Matt Herper, at Forbes, Makes the Case. . . .

. . . .The case for why Merck and Schering-Plough investors ought to be worried — about the early termination of Arbiter 6-HALTS. Do go read it all, as it is chock-full of valuable perspective, and background, on the Merck-Schering-Plough Cholesterol Franchise Joint Venture — but here are the snippets I found most-resonant:

. . . .This is not a repeat of last year: HALTS was only going to enroll 400 patients, half as many as ENHANCE, but it was stopped after only 180 patients had finished the study. . . .

This early look was highly unusual for an imaging study, but it had been spelled out in a paper in which Taylor set out their plan for conducting HALTS. . . .

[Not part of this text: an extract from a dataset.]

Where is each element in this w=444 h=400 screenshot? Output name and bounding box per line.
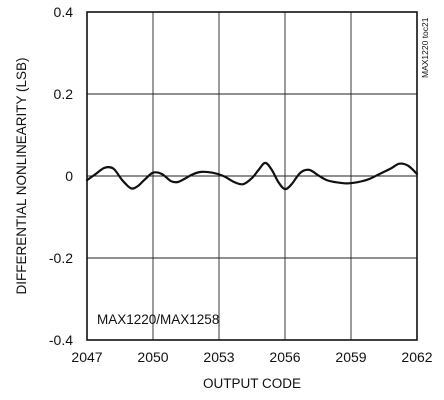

In order for the study to be stopped at the 180-patient mark, the result had to be so convincing that looking at another 220 people’s carotid arteries wouldn’t change a thing. Either there would have to be no difference at all or “the effect would have to be large,” says James Stein, an artery imaging expert at the University of Wisconsin-Madison. In other words, HALTS has gone from a study where a muted result seemed likely to one where a clear and definitive outcome seems assured.

Before, one might have expected that Niaspan, which raises good cholesterol (HDL) and cuts bad cholesterol (LDL), would do only somewhat better than Zetia, which just cuts the bad LDL. But now we know that’s not going to happen. . . .

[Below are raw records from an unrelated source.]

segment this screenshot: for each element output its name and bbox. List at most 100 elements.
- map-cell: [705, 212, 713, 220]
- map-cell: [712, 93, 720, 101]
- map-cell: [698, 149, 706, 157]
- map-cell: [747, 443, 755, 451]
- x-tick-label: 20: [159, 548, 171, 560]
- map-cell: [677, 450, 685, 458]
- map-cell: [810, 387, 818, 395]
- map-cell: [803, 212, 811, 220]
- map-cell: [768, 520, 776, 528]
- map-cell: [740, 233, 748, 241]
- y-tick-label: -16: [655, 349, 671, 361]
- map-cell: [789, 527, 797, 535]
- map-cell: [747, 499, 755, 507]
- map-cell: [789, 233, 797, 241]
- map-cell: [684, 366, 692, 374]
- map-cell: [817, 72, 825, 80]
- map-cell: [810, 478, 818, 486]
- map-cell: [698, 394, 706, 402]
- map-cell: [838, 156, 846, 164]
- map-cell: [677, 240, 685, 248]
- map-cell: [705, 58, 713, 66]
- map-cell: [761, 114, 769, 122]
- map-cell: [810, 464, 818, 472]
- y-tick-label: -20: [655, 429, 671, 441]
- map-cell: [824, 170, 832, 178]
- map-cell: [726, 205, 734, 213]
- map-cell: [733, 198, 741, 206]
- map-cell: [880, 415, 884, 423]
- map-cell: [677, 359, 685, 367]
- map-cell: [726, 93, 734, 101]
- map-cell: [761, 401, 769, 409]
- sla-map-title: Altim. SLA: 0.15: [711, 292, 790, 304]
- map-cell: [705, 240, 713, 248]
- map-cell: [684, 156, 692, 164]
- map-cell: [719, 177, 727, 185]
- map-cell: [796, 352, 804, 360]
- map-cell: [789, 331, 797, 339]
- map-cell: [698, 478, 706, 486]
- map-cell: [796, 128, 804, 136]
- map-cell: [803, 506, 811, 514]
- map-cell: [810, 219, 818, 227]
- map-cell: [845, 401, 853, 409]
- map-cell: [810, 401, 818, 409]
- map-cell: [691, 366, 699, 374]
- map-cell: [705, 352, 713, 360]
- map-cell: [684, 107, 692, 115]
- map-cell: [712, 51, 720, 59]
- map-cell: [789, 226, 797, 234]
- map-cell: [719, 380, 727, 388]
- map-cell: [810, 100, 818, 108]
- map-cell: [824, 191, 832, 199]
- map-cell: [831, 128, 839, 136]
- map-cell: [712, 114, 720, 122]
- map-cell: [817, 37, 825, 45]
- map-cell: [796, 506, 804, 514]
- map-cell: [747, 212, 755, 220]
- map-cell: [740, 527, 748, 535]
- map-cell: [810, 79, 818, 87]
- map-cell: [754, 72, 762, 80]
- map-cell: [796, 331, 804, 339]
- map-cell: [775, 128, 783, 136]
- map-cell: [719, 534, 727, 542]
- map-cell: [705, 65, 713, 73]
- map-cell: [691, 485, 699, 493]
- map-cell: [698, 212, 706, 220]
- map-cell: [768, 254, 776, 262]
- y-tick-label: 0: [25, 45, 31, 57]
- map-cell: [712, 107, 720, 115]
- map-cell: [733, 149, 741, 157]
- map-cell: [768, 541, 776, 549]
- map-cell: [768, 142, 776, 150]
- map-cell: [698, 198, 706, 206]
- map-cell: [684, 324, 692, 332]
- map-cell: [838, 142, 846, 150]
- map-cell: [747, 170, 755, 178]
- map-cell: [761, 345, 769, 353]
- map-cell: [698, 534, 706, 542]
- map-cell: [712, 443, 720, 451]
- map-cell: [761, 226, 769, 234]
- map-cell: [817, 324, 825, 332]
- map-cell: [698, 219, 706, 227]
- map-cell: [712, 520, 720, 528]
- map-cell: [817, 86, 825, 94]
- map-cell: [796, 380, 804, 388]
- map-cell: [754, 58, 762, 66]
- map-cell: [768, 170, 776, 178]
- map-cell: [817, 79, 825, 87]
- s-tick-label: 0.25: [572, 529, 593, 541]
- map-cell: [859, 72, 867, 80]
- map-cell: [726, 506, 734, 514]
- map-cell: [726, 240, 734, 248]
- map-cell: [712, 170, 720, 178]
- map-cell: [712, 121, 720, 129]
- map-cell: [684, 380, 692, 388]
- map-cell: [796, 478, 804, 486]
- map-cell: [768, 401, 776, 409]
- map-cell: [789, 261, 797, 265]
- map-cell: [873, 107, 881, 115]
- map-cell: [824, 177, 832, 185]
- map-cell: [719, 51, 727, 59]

Do go read it, end to end — it is well-thought out — and quite well-sourced.

Dr. Allen Taylor Offers Some Insights — On Arbiter 6-HALTS Early Termination

After the debacle of arguably delayed-disclosure that was ENHANCE, and the debacle or prematurely trumpeted disclosure that was SEAS — Dr. Allen Taylor has chosen to keep his study disclosures on a more sensible, and scientifically-sound, course. His approach to handling study results (including early terminations), looks positively “old-school” — in the best of ways. Here is what he told CardioBrief (do go read it all), just yesterday:

. . . .Taylor provided some clarification [regarding the Peter Loftus] DowJones story which stated that Taylor “said more information might be provided at a later date,” Taylor told CardioBrief: “Data will be publicly disseminated in a scientific forum at the earliest possible time.”

Asked about Abbott’s role in the trial, Taylor wrote: “Abbott played/plays no role other than funding support through an independent third party foundation.”

Finally, Taylor emphasized that the steering committee is strongly in favor of limiting speculation about the trial: “We made a committee decision to solely utilize the NIH website for our public disclosure — the intent is to limit speculation/manage expectations in favor of future, more substantive communications. . . .”

[From Dr. Taylor's writings on SEAS:]

“. . . .The manner of release of the SEAS trial and the unblinding of two other ongoing trials raises important questions about the scientific process in an era of mass media communications. Premature release of data via a highly orchestrated media event does not serve the scientific community well. Premature unblinding of ongoing trials for commercial purposes is highly undesirable and compromises the integrity of these studies. Finally, approval of a first-in-class drug on the basis of biochemical surrogates is fraught with hazard. The ultimate price may be widespread utilization of agents that lack a favorable balance between safety and efficacy. . . .”

So — as a responsible scientist, Dr. Taylor has elected to prevent any of these companies from making “a highly-orchestrated media event” of Arbiter-6 HALTS. [Although, to be fair, I guess the journalists have done-so, anyway -- in some respects.]

Now we will all have to wait, and see, what the peer-reviewed journal articles have to say about why Arbiter 6-HALTS was terminated, early. Well-done, Dr. Taylor — as sanity, in scientific disclosure — makes an (at least partial) comeback.